Romans: War

Roman Britain had the largest army of any of the provinces of the empire. Scotland and Ireland remained unconquered, and unrest on the northern frontier was a permanent problem, despite the strength with which Hadrian’s Wall was held.

Triple-ditch fortifications at Richborough Roman Fort, Kent
Triple-ditch fortifications at Richborough Roman Fort, Kent

LEGIONS AND AUXILIARIES

The Roman army of the 1st and 2nd centuries AD was divided into legions and auxiliaries. The legions were battalions of heavy infantry, all Roman citizens, some 6,000 strong. Auxiliaries were non-citizen units, originally recruited from the warrior peoples that Rome had encountered in her frontier wars. They were valued for qualities that the legions lacked, like expertise in mounted warfare.

Auxiliaries were organised into cohorts of infantry and alae of cavalry, and many mixed units – usually 500 strong.
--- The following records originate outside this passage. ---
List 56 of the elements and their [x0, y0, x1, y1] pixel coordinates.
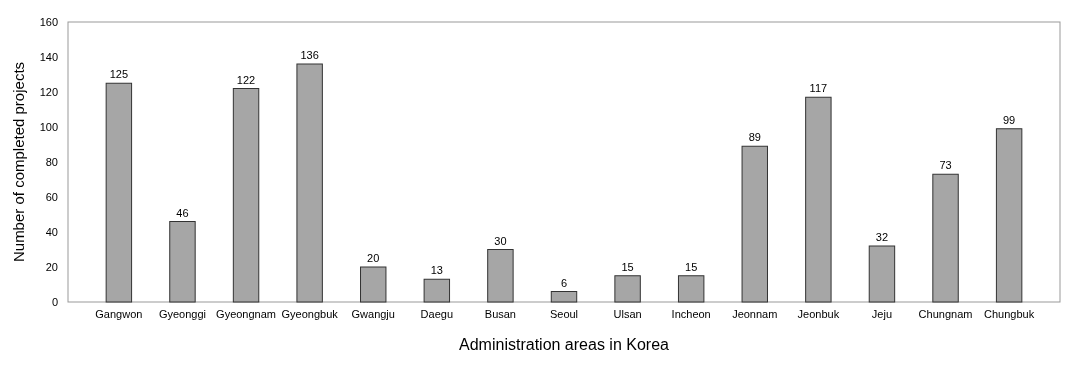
data-label: 73 [939, 159, 952, 172]
bar [995, 128, 1023, 303]
x-tick-label: Gangwon [95, 308, 143, 320]
x-tick-label: Daegu [420, 308, 454, 320]
bar [677, 275, 705, 303]
x-tick-label: Incheon [671, 308, 711, 320]
data-label: 15 [621, 260, 634, 273]
bar [360, 266, 387, 303]
x-axis-title: Administration areas in Korea [459, 336, 670, 353]
data-label: 46 [176, 206, 189, 219]
data-label: 6 [560, 276, 568, 289]
x-tick-label: Jeju [871, 308, 893, 320]
y-tick-label: 80 [45, 155, 58, 168]
bar [550, 291, 578, 303]
data-label: 30 [494, 234, 507, 247]
bar [169, 221, 196, 303]
bar [232, 88, 260, 303]
bar [487, 249, 514, 303]
x-tick-label: Gyeongbuk [281, 308, 339, 320]
bar [614, 275, 641, 303]
y-tick-label: 0 [51, 295, 58, 308]
x-tick-label: Jeonnam [732, 308, 778, 320]
data-label: 125 [109, 68, 129, 81]
x-tick-label: Gyeonggi [158, 308, 207, 320]
data-label: 15 [685, 260, 698, 273]
y-tick-label: 20 [45, 260, 58, 273]
data-label: 13 [430, 264, 443, 277]
y-tick-label: 160 [39, 15, 58, 28]
bar [868, 245, 896, 303]
data-label: 117 [809, 82, 828, 95]
bar [805, 96, 832, 303]
data-label: 89 [748, 131, 761, 144]
bar [296, 63, 323, 303]
bar [932, 173, 959, 303]
y-tick-label: 100 [39, 120, 58, 133]
x-tick-label: Chungbuk [984, 308, 1035, 320]
x-tick-label: Gyeongnam [216, 308, 277, 320]
data-label: 136 [300, 49, 319, 61]
y-tick-label: 60 [45, 190, 58, 203]
bar [423, 278, 451, 303]
x-tick-label: Chungnam [918, 308, 973, 320]
x-tick-label: Jeonbuk [797, 308, 840, 320]
y-tick-label: 40 [45, 225, 58, 238]
bar [105, 82, 133, 303]
x-tick-label: Busan [484, 308, 517, 320]
x-tick-label: Ulsan [613, 308, 642, 320]
data-label: 20 [367, 252, 380, 264]
data-label: 99 [1003, 113, 1016, 126]
bar [741, 145, 768, 303]
y-tick-label: 120 [39, 85, 58, 98]
x-tick-label: Seoul [549, 308, 579, 320]
x-tick-label: Gwangju [351, 308, 395, 320]
data-label: 122 [236, 73, 256, 86]
y-tick-label: 140 [39, 50, 58, 63]
data-label: 32 [875, 231, 889, 243]
y-axis-title: Number of completed projects [10, 61, 27, 263]
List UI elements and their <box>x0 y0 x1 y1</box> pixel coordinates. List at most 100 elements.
On Hadrian’s Wall, for example, there was a cohort of Tungrians (raised in Belgium) at Housesteads, an ala of Asturians (from Spain) at Chesters, and a cohort of Dacians (from Romania) at Birdoswald. Auxiliaries were also raised in Britain, but these units always served outside their home province.

Unlike the legions, auxiliaries were not commanded by individuals of senatorial rank, but usually by young men of the equestrian order. Such men would have risen through the imperial service and were used to an aristocratic way of life which they attempted to recreate as best they could in Britain.

A reconstruction of the barracks at Chesters Roman Fort, an auxiliary fort on Hadrian’s Wall, as they may have appeared in about AD 200
A reconstruction of the barracks at Chesters Roman Fort, an auxiliary fort on Hadrian’s Wall, as they may have appeared in about AD 200 © Historic England (illustration by Mikko Kriek)

FRONTIERS

Roman Britain also had one of the great fleets of the empire, the classis Britannica, formed to patrol the Channel. Last mentioned in the records in the AD 260s, it was based at Dover, where a Roman lighthouse still stands as a reminder of the importance of this port in the period. It’s now within the walls of Dover Castle.

After the consolidation of the conquest there was little military presence in the southern civil zone of the province. The army was permanently concentrated in the frontier zones in the north and west.

The bulk of the auxiliary army was stationed in smaller forts on Hadrian’s Wall or in the area immediately south of it. The legions were based far south of the Wall in fortresses at York, Chester and Caerleon (in south Wales), although there were bases for outlying detachments on the northern frontier, such as Corbridge.

Roman armour from Corbridge shown alongside reconstructed armour
Fragments of plate armour discovered as part of a hoard at Corbridge, near Hadrian’s Wall, in 1964, shown with a replica (left) of how the suit may have looked. The study of these remains has transformed our understanding of how Roman ‘lorica segmentata’, or plate armour, worked.

Forts

Housesteads on Hadrian’s Wall exemplifies the classic fort plan: a playing-card shaped rectangle, with a central range of buildings (the commanding officer’s house, headquarters and granaries) and barracks to the front and the rear. There are endless variations on this arrangement, however, and no two forts have identical plans.

Hadrian’s Wall and its forts were manned until the end of Roman Britain. From the 3rd century onwards, though, the fact that new kinds of fort were built along the south and east coasts of Britain shows that the prosperous south was increasingly threatened by raids from the sea.

Arrowheads from Housesteads
A selection of iron arrowheads, undated, discovered at Housesteads Roman Fort on Hadrian's Wall. Over 800 arrowheads were unearthed during excavations, in what was probably a storeroom in the headquarters building.

Saxon Shore

These ‘Saxon Shore forts’ reveal a new style of military architecture to answer a new kind of threat. The first to be built, in the early 3rd century (such as Brancaster and Caister in Norfolk, and Reculver in Kent) were similar to the Hadrian’s Wall forts, with light defences and a neat rectangular shape. But the later forts built between about AD 275 and 300 have massive mortared walls, projecting towers and irregular circuits. There are immense surviving remains at Pevensey (East Sussex), Portchester (Hampshire) and Richborough (Kent).

Later still, after AD 370, there was an attempt to fortify the north-east coast south of Hadrian’s Wall with a series of small forts containing massive towers. Scarborough Castle in North Yorkshire contains the only visible example of these Yorkshire coast ‘signal stations’. Excavations have shown that the last garrisons of some of these posts were overwhelmed by attackers in the early 5th century.